What Good Looks Like in Six Months

  • You can run critical libraries on Node LTS and at least one alternative runtime without code changes beyond the adapter binding.
  • Your SLOs are per runtime, and you have graphs proving where edge wins and where Node wins.
  • You have zero undifferentiated runtime glue code outside the adapter; everything else is application logic.
  • Developers default to Web APIs first. Code review catches Node-only imports instantly.

That posture gives you leverage with vendors, fewer 2 a.m. surprises, and a hiring funnel that taps the huge TypeScript market (including 6–8 hours of US/Brazil overlap) without training engineers into a corner.

Key Takeaways

  • Don’t bet your backend on a single JavaScript runtime’s goodwill.
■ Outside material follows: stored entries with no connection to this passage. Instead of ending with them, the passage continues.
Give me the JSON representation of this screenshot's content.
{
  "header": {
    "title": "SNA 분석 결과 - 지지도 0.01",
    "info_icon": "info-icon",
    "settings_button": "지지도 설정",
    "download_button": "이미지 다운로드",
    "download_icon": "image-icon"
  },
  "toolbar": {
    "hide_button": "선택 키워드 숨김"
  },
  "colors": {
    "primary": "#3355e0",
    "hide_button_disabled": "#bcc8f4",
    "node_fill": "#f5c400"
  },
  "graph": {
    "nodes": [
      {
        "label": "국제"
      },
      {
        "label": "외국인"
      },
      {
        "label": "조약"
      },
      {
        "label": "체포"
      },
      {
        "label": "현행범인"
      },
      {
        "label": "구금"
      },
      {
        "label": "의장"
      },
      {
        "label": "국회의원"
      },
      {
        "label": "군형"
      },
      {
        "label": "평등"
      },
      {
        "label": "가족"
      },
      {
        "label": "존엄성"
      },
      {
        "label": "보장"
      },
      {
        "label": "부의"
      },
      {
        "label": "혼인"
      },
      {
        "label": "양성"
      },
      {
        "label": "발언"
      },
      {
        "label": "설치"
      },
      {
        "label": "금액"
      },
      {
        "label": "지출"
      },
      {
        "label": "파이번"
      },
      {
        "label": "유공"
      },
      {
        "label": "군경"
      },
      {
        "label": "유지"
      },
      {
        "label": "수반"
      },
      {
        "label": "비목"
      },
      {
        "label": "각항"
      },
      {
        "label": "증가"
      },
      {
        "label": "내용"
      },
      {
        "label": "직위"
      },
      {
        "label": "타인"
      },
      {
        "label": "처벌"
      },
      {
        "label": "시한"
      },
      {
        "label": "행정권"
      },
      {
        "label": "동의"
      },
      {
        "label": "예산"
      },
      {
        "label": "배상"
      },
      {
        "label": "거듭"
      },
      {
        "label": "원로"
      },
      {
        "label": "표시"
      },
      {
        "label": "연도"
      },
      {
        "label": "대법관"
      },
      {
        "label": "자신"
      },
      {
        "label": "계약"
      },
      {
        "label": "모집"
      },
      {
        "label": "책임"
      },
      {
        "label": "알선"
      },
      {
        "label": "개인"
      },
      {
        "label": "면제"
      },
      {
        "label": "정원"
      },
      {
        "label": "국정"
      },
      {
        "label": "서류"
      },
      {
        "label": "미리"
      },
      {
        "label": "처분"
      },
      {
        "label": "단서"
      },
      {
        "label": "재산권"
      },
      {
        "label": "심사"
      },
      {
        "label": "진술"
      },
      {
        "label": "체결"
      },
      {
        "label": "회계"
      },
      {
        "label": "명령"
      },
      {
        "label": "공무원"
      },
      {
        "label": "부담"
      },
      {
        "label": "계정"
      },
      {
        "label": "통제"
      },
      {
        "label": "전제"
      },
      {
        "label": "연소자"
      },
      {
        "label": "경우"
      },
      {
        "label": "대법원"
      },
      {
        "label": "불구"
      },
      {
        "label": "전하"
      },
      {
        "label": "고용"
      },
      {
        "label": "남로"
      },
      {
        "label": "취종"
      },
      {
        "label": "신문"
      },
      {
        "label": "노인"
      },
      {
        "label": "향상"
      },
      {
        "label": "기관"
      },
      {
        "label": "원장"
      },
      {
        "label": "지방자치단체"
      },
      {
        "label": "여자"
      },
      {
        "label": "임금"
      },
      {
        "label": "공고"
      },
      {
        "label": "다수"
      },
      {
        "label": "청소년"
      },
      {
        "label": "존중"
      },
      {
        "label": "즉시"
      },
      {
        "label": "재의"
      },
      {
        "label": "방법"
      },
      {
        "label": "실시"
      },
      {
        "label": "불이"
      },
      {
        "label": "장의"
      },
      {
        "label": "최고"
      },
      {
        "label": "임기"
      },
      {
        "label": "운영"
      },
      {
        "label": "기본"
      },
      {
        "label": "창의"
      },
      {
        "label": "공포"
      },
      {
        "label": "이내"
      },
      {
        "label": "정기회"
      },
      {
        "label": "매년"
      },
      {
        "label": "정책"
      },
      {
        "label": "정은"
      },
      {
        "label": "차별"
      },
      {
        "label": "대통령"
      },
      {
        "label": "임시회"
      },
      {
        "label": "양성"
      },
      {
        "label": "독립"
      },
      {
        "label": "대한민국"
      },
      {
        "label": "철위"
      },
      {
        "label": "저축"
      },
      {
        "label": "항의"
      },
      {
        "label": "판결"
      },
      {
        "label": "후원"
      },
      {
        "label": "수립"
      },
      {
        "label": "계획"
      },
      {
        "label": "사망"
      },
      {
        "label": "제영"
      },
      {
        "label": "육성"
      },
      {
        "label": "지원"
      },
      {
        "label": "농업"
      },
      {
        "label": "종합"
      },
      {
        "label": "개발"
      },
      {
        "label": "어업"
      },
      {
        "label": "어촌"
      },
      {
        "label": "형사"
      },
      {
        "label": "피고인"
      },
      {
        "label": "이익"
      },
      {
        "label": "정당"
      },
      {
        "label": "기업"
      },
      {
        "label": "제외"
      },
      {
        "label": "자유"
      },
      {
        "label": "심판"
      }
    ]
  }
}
Buy an option to switch with a portable subset and an adapter layer.
  • Pick runtimes by workload: edge for latency-pure stateless paths, Node LTS for I/O heavy and long-running jobs, bleeding-edge runtimes for tools/CLIs.
  • Lean on Web standards (fetch, Web Crypto, Web Streams, URL) and ESM-only; avoid Node-only modules in portable code.
  • Run a conformance matrix across Node LTS and at least one alternate runtime; gate merges for shared libraries.
  • Expect a 5–10% velocity tax for portability; it pays back 4–6 weeks of migration time when a pivot is necessary.
  • Centralize secrets, storage, kv, and scheduling in a tiny adapter; treat it like a product with tests and docs.